First is that some synod participants – a small minority, it appears – don’t trust the synodal process as modified by Pope Francis to be fair or collegial. They chose to raise the issue in a private letter rather than on the floor of the synod; that set a political dynamic in motion, one that was easily exploited.

Second, despite Pope Francis’ reform efforts at the Vatican, the culture of leaks, manipulation and power struggles is still very much alive in Rome. Indeed, at times this week the clock seemed to have turned back to the final days of Pope Benedict’s pontificate, when petty scandals and internal conflicts became such an embarrassment to the church.

We still don’t know exactly what the letter said, but by most accounts it included objections to the process by which the synod’s conclusions will be expressed, specifically the role of a 10-member writing commission appointed by the pope. The suggestion that Francis cannot be trusted to select an unbiased editorial group and to guide the synod to an honest conclusion is rather astonishing.

The letter also warned that a synod that was intended to reinforce the church’s teachings on the dignity of marriage and family could end up being dominated by the issue of Communion for divorced and civilly remarried Catholics.

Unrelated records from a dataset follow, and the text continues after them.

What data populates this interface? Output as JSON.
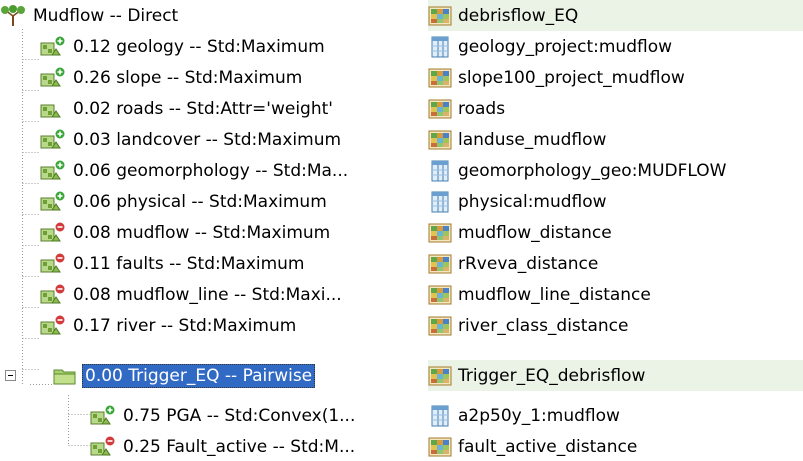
{
  "tree": {
    "root": {
      "label": "Mudflow -- Direct",
      "dataset": "debrisflow_EQ",
      "icon": "tree-icon",
      "dataset_icon": "raster-icon"
    },
    "items": [
      {
        "label": "0.12 geology -- Std:Maximum",
        "sign": "plus",
        "dataset": "geology_project:mudflow",
        "dataset_icon": "table-icon"
      },
      {
        "label": "0.26 slope -- Std:Maximum",
        "sign": "plus",
        "dataset": "slope100_project_mudflow",
        "dataset_icon": "raster-icon"
      },
      {
        "label": "0.02 roads -- Std:Attr='weight'",
        "sign": "none",
        "dataset": "roads",
        "dataset_icon": "raster-icon"
      },
      {
        "label": "0.03 landcover -- Std:Maximum",
        "sign": "plus",
        "dataset": "landuse_mudflow",
        "dataset_icon": "raster-icon"
      },
      {
        "label": "0.06 geomorphology -- Std:Ma...",
        "sign": "plus",
        "dataset": "geomorphology_geo:MUDFLOW",
        "dataset_icon": "table-icon"
      },
      {
        "label": "0.06 physical -- Std:Maximum",
        "sign": "plus",
        "dataset": "physical:mudflow",
        "dataset_icon": "table-icon"
      },
      {
        "label": "0.08 mudflow -- Std:Maximum",
        "sign": "minus",
        "dataset": "mudflow_distance",
        "dataset_icon": "raster-icon"
      },
      {
        "label": "0.11 faults -- Std:Maximum",
        "sign": "minus",
        "dataset": "rRveva_distance",
        "dataset_icon": "raster-icon"
      },
      {
        "label": "0.08 mudflow_line -- Std:Maxi...",
        "sign": "minus",
        "dataset": "mudflow_line_distance",
        "dataset_icon": "raster-icon"
      },
      {
        "label": "0.17 river -- Std:Maximum",
        "sign": "minus",
        "dataset": "river_class_distance",
        "dataset_icon": "raster-icon"
      }
    ],
    "group": {
      "label": "0.00 Trigger_EQ -- Pairwise",
      "dataset": "Trigger_EQ_debrisflow",
      "icon": "folder-icon",
      "dataset_icon": "raster-icon",
      "expanded": true,
      "selected": true,
      "children": [
        {
          "label": "0.75 PGA -- Std:Convex(1...",
          "sign": "plus",
          "dataset": "a2p50y_1:mudflow",
          "dataset_icon": "table-icon"
        },
        {
          "label": "0.25 Fault_active -- Std:M...",
          "sign": "minus",
          "dataset": "fault_active_distance",
          "dataset_icon": "raster-icon"
        }
      ]
    },
    "colors": {
      "selection": "#316ac5",
      "highlight_bg": "#eaf3e6",
      "plus": "#3aa63a",
      "minus": "#d23b3b",
      "node": "#8dbb4e"
    }
  }
}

Maybe Pope Francis does not believe that raising these issues is out of line. After all, he has said repeatedly that he wants to hear directly from those who disagree with him. And the pope, in fact, appeared to respond to the letter-writers in two ways: by having the synod’s secretary-general explain the procedural details more fully, and by saying himself that the synod would not change church doctrine on marriage, and was far from a single-issue discussion on divorced Catholics.

The pope also pointedly cautioned against what he called a “hermeneutic of conspiracy,” by which I can only suppose he meant the eagerness to embrace the rumors that this synod has been “rigged” from the start.

In effect, I think the pope neutralized these objections with his unexpected words to the synod, which came a day after the “Letter of the 13” was hand-delivered to him.

And that’s precisely when the move to “leak” the letter – or a version of it – was made, clearly an attempt to make it look like the pope was facing an internal revolt. The wheels began falling off this maneuver almost immediately, when several cardinals denied having signed the letter and others said the content was mistakenly reported.

Today, the Vatican spokesman, Father Federico Lombardi, said the leak was a “disruption” to the synod that was not intended by the signatories, and that a very positive atmosphere reigns at the synod.

My reading of all this is that the ploy has backfired. I suspect most synod participants are not amused at this rather obvious attempt to pre-emptively discredit the synod’s outcome.